Senior Russian defence officials including the ministry's top doctor have been detained in a corruption probe over a contract to supply medical equipment, the central investigative committee said Thursday.

The men were detained Wednesday in a probe into the purchase of medical equipment, the investigative committee said in a statement. "During questioning, the suspects gave confessionary statements.

Investigators named the men as the head of the ministry's medical arm, Alexander Belevitin, who holds the rank of major-general, and the chief military medic in the Moscow region, Colonel Alexei Nikitin.

At a preliminary hearing on Thursday, an investigator said the men were suspected of taking a bribe of 4.7 million rubles ($168,300) and of discussing killing the chief witness in the case, the Interfax news agency reported.

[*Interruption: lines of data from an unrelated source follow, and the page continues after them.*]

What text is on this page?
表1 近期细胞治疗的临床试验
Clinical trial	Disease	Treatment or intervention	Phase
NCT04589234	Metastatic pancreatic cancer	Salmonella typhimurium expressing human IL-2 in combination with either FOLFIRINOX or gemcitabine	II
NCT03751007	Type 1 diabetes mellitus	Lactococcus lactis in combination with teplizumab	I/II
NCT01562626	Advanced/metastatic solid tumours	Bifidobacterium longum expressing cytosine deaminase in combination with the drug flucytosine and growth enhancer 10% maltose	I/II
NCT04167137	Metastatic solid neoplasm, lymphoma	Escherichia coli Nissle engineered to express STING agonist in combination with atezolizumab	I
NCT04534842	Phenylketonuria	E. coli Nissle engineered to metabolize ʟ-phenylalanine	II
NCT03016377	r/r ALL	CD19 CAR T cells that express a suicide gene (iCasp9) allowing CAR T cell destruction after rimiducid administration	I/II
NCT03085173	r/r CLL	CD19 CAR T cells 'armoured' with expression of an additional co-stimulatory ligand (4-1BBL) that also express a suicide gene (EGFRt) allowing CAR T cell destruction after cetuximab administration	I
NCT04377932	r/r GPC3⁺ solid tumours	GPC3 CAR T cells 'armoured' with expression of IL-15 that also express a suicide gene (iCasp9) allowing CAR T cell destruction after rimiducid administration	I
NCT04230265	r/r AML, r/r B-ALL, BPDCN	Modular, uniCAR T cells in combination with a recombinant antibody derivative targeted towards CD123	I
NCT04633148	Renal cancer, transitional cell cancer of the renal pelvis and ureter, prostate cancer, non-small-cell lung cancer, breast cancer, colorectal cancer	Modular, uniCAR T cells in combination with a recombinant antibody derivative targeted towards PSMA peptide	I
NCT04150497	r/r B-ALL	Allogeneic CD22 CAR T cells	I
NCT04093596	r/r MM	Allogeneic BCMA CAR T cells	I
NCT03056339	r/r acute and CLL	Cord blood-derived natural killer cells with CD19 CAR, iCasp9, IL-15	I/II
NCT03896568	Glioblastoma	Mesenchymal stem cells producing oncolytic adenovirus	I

An investigator told a hearing at a Moscow military tribunal that the men had been recorded as they discussed killing a witness, named only as Vilken, Interfax reported.

The witness, Vilken, was a middleman who received the bribe from an Indian representative of a medical equipment company and handed over the money to the officials, the investigator said.

The bribe was made to ensure that the ministry officials chose that company to supply CT scanners costing 120 million rubles ($4.2 million) each, the investigator said, the agency reported.

A source in the court told Interfax that the investigator was referring to a former deputy health minister, Alexei Vilken, who himself has been under investigation for corruption since 2010.

Official corruption in Russia often centres around skimming money from multi-million-dollar state contracts.

President Dmitry Medvedev has made fighting corruption one of the key goals of his presidency since he came to power in 2008 but has admitted that he has seen little real progress.